«La bicyclette canonisée»
En tout lieu du monde, le cyclisme a ses partisans et ses détracteurs. Mais les reproches qu’on lui fait et les louanges qu’on lui adresse varient selon les peuples et les mœurs.
En France, on l’accuse de rendre les femmes laides, de détourner des exercices intellectuels les jeunes gens des deux sexes, uniquement occupés de «temps» et de «records», etc…. Dans les pays anglo-saxons, on envisage le cyclisme et ses rapports avec la religion.
Nous avons récemment reproduit les doléances de quelques pasteurs américains, d’où il résultait que l’habitude des promenades matinales éloignait les populations du temple et du service divin; nous avons conté le pieux artifice de ces vénérables personnages, promettant à leurs ouailles, pour y déposer leurs machines pendant la prière, des garages d’un confort inconnu jusqu’à ce jour… Voici qu’un autre pasteur entre en lice, et celui-ci est un partisan chaleureux de la vélocipédie.

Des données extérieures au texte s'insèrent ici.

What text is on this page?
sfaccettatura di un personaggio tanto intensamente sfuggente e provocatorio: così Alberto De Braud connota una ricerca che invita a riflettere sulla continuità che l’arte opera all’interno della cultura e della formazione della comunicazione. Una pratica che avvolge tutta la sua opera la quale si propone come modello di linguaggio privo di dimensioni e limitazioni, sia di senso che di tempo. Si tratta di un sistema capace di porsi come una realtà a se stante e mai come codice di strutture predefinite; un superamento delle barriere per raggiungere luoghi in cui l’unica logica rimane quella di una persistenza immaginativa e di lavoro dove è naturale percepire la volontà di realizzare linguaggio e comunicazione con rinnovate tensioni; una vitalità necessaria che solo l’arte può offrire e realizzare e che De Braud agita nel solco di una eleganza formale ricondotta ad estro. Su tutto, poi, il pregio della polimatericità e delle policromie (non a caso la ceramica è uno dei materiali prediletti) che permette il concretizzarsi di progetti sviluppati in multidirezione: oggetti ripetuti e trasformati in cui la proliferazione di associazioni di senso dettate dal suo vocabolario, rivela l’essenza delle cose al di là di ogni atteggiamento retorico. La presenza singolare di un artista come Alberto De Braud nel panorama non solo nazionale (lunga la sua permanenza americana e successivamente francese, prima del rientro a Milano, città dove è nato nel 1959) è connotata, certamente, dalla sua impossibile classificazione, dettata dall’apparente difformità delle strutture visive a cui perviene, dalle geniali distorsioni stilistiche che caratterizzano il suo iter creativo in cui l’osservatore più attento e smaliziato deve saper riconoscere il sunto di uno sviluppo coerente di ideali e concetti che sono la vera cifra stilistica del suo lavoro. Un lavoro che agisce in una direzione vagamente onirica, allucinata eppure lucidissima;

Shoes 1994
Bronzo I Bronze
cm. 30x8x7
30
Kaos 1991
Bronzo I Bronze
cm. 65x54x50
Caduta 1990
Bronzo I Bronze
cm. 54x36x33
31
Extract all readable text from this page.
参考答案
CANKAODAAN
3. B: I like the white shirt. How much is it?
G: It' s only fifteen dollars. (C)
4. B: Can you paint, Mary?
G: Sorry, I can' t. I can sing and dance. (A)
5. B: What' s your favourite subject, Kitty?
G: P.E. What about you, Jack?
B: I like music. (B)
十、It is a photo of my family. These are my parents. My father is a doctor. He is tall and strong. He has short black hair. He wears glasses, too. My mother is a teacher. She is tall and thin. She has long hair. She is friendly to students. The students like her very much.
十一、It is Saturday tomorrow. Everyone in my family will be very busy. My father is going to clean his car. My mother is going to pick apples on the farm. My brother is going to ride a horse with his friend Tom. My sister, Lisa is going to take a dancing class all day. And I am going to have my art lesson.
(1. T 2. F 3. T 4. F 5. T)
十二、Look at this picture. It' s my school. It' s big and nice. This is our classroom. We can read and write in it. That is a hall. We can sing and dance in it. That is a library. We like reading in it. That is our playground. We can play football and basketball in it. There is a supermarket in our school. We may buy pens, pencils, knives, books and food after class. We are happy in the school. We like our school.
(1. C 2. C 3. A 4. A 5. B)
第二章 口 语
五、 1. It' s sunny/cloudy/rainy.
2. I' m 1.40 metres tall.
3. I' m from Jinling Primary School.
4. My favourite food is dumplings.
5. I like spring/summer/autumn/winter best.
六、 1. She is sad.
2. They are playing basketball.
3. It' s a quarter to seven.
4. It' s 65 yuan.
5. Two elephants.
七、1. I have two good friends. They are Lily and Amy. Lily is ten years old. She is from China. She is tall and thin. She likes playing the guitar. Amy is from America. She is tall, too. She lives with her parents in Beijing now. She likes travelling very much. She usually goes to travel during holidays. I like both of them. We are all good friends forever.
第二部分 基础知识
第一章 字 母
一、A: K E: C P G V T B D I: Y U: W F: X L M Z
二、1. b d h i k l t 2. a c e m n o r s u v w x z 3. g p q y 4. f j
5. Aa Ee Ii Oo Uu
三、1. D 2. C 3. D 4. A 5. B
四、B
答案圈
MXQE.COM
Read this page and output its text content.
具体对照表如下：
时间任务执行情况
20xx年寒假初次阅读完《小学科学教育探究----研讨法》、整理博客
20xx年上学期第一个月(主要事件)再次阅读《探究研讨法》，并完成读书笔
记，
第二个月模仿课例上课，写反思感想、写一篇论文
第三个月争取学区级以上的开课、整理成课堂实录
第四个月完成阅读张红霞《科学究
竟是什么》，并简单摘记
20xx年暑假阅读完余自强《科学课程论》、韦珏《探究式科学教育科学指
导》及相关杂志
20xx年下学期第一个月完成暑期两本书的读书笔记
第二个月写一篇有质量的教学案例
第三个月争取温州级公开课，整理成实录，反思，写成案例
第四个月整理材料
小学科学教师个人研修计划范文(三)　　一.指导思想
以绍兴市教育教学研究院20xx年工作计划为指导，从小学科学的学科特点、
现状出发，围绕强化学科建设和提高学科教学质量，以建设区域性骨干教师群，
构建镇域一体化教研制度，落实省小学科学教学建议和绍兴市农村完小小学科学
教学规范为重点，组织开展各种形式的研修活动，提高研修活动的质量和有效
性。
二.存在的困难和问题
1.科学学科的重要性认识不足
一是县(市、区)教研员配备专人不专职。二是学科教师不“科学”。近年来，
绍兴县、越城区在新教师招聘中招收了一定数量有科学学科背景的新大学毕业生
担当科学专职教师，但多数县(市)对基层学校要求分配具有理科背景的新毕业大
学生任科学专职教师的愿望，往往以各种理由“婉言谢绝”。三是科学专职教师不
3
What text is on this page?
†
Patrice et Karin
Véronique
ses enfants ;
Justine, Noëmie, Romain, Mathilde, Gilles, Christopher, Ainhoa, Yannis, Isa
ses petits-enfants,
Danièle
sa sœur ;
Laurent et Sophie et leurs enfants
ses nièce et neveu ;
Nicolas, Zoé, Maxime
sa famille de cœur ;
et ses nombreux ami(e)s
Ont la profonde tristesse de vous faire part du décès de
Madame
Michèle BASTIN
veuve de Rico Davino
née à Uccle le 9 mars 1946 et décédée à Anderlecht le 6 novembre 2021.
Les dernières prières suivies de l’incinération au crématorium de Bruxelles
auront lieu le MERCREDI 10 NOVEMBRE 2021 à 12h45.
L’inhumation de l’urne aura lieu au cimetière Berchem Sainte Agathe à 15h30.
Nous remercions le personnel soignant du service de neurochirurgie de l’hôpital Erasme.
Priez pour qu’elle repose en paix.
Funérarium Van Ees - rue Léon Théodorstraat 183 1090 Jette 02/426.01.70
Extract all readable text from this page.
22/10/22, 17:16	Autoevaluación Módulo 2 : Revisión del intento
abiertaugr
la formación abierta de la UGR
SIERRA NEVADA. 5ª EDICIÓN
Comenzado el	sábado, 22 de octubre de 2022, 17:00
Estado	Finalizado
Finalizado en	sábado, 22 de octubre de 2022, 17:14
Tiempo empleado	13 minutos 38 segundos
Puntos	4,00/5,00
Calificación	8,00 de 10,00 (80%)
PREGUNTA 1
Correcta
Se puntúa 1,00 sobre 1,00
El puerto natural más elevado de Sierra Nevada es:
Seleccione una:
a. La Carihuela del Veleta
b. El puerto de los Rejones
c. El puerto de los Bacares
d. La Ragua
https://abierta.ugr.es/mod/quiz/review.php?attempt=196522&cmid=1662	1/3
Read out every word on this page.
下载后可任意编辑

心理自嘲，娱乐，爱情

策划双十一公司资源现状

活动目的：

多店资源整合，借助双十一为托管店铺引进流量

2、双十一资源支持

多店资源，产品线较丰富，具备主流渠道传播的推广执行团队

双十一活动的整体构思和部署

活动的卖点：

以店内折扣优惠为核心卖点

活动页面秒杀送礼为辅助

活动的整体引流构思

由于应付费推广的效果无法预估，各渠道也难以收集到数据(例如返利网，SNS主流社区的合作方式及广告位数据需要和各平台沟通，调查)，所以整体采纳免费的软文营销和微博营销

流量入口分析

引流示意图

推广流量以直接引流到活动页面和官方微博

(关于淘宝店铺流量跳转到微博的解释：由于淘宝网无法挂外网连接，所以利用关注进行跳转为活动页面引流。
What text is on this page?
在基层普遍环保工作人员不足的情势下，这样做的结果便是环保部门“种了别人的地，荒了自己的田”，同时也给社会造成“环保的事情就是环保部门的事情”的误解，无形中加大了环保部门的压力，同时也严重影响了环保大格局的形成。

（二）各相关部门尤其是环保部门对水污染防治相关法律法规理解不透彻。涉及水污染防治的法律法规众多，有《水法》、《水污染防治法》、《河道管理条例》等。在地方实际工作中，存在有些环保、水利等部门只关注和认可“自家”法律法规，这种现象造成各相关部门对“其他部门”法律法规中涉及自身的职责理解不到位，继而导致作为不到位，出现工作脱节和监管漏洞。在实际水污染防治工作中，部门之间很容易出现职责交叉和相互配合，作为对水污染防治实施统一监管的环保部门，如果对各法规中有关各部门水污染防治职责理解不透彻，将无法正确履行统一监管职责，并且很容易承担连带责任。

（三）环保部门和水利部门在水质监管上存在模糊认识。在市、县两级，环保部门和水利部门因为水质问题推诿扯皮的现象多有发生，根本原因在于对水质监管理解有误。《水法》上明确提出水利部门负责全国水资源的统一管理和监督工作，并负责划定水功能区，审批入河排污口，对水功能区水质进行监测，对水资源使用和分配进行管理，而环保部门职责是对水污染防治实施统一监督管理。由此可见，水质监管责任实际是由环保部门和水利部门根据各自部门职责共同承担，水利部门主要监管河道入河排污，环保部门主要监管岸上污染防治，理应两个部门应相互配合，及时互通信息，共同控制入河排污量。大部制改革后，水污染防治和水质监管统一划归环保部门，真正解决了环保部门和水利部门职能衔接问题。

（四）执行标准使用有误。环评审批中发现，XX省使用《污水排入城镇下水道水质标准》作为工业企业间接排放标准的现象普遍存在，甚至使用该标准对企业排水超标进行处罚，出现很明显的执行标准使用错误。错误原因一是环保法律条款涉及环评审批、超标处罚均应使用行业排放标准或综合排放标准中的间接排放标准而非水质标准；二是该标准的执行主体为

D’après lui, la bicyclette, loin d’être un instrument de perdition, serait un instrument de salut. L’argumentation de l’éminent prédicateur est d’ailleurs fort ingénieuse. «La moitié des doutes que l’on conçoit sur la religion à notre époque, dit-il, proviennent de la dyspepsie; le cyclisme est donc le restaurateur de la foi. Tous les croyants doivent louer l’inventeur de la pédale et de la chaîne; il prépare le règne de Dieu sur la terre. Si je le connaissais, je le canoniserais volontiers.» C’est au docteur Shaw, de New-York, que l’on doit ces vues originales sur l’éthique de la bicyclette.
Le Canada français (Saint-Jean-sur-Richelieu), 21 août 1896.